The garnishee summons in this case was not served upon either the principal defendant or his attorney within ten days after the service upon the garnishees, nor did the proof of service upon the garnishees which was filed in the circuit court on November 1, 1897, show that after due diligence such service could not be made within the state. Prior to the motion to amend the return, the garnishees paid over the moneys owing to the principal defendants. Upon this state of facts there seems no doubt that the last clause of the statute above quoted became effective, and the service on the garnishee became “ void and of no effect from *605the beginning.” Globe M. Co. v. Boynton, 87 Wis. 619. The plaintiff seems to contend for the rule, which has been recognized time out of mind, that jurisdiction depends upon the fact of service, and not upon the proof of service, and that at any time the proof of service may be amended to show service in fact, if it really was had, except for intervening equities. That rule has no application to the question before us. The service, or inability after diligence to serve, upon the principal defendant, is not made jurisdictional, but a condition subsequent is provided, whereby jurisdiction already acquired shall be lost, and that condition' subsequent is, by the exact words of the'statute, either omission of service in fact within ten days on the principal defendant or his attorney, or, in lieu thereof, omission of a showing in the sheriff’s return or other proof of service that such service cannot be made. Globe M. Co. v. Boynton, supra. The latter condition is not the fact of inability to serve, but the declaration of such fact in the proof of service of the garnishee summons.

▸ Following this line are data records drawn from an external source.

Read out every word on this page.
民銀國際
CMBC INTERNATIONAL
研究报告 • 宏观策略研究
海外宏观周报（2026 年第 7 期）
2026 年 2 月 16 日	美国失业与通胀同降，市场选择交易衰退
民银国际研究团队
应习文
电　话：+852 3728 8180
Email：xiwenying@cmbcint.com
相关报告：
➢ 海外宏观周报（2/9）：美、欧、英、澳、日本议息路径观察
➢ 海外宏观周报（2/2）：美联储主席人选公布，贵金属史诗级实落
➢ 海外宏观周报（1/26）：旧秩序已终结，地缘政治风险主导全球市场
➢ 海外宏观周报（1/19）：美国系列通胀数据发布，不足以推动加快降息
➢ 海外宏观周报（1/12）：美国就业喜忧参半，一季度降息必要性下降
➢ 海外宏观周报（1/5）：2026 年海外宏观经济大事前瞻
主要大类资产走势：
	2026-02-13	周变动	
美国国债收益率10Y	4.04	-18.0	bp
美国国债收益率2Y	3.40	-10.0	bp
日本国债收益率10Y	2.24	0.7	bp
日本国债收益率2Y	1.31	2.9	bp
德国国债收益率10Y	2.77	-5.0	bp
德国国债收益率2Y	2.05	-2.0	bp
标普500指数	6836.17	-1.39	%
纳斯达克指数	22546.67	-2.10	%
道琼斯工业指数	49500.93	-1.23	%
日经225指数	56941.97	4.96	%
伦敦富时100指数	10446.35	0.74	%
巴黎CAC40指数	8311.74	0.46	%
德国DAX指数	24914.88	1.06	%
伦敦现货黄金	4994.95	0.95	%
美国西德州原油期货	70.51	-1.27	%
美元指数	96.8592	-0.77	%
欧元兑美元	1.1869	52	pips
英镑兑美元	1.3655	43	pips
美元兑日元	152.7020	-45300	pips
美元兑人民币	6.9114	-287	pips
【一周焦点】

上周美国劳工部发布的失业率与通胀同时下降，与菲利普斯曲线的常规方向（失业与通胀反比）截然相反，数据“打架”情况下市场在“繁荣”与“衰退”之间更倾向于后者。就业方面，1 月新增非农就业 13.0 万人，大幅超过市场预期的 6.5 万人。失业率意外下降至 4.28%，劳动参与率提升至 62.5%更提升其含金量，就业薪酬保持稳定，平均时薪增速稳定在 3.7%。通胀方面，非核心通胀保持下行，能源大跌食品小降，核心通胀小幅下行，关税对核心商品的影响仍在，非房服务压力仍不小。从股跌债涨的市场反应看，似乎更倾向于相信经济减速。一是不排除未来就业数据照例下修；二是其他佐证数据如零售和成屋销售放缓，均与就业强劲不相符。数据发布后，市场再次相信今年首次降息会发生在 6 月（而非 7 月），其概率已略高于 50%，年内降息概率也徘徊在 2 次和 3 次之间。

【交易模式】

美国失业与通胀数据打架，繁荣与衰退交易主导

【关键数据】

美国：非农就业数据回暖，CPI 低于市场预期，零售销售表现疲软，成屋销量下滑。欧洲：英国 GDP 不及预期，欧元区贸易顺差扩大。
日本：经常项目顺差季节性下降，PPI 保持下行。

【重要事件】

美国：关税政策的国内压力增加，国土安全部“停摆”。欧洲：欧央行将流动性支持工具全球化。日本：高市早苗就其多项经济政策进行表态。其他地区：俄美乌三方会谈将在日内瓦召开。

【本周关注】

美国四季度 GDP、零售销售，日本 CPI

The process of garnishment is entirely statutory. It is a harsh and extreme remedy, out of the course of the common law, and may be, and properly is, burdened with conditions in the discretion of the legislature. Globe M. Co. v. Boynton, supra; Morawetz v. Sun Ins. Office, 96 Wis. 175, 178. With that branch of the government rests the power and authority to impose any such conditions, and, whether wise or unwise, they should be enforced by courts. It is not difficult, however, to discover a purpose to be accomplished by the provision in question which would not be satisfied by an amendment now. If in fact the principal defendant be not served within ten days, and service be not prevented by inability to find him within the state, then the garnishee is in a predicament, upon the plaintiff’s theory. If he refuses to pay to the principal defendant the amount in his hands, he may be subjected to the costs and expense of a suit in which *606be can succeed only by showing that the defendant was so situated that service could not have been made upon him with due diligence. If, on the other hand, he pays over to the principal defendant, he must do so at the peril of being able to prove that the defendant was in a position so that service could have been made upon him Avith due diligence. It is but due recognition of the unfairness of subjecting an innocent stakeholder to a predicament of this sort that the legislature has required that if the plaintiff seeks to continue the liability of the garnishee, notwithstanding failure to serve the garnishee summons upon the principal defendant, he shall not only cause due diligence to effect such service, but shall cause it to appear by the very return itself that such due diligence has been ineffective.
Hence we conclude that the attempted service upon the garnishees in this action had, long prior to November, 1900, become void and of no effect from the beginning. It cannot now be revived and validated so as to charge these garnishees with liability again for the money which they have already paid over to the principal defendants. The court’s refusal to amend affects no rights of the appellant injuriously, and should not be disturbed.
By the Court.— Order appealed from is affirmed.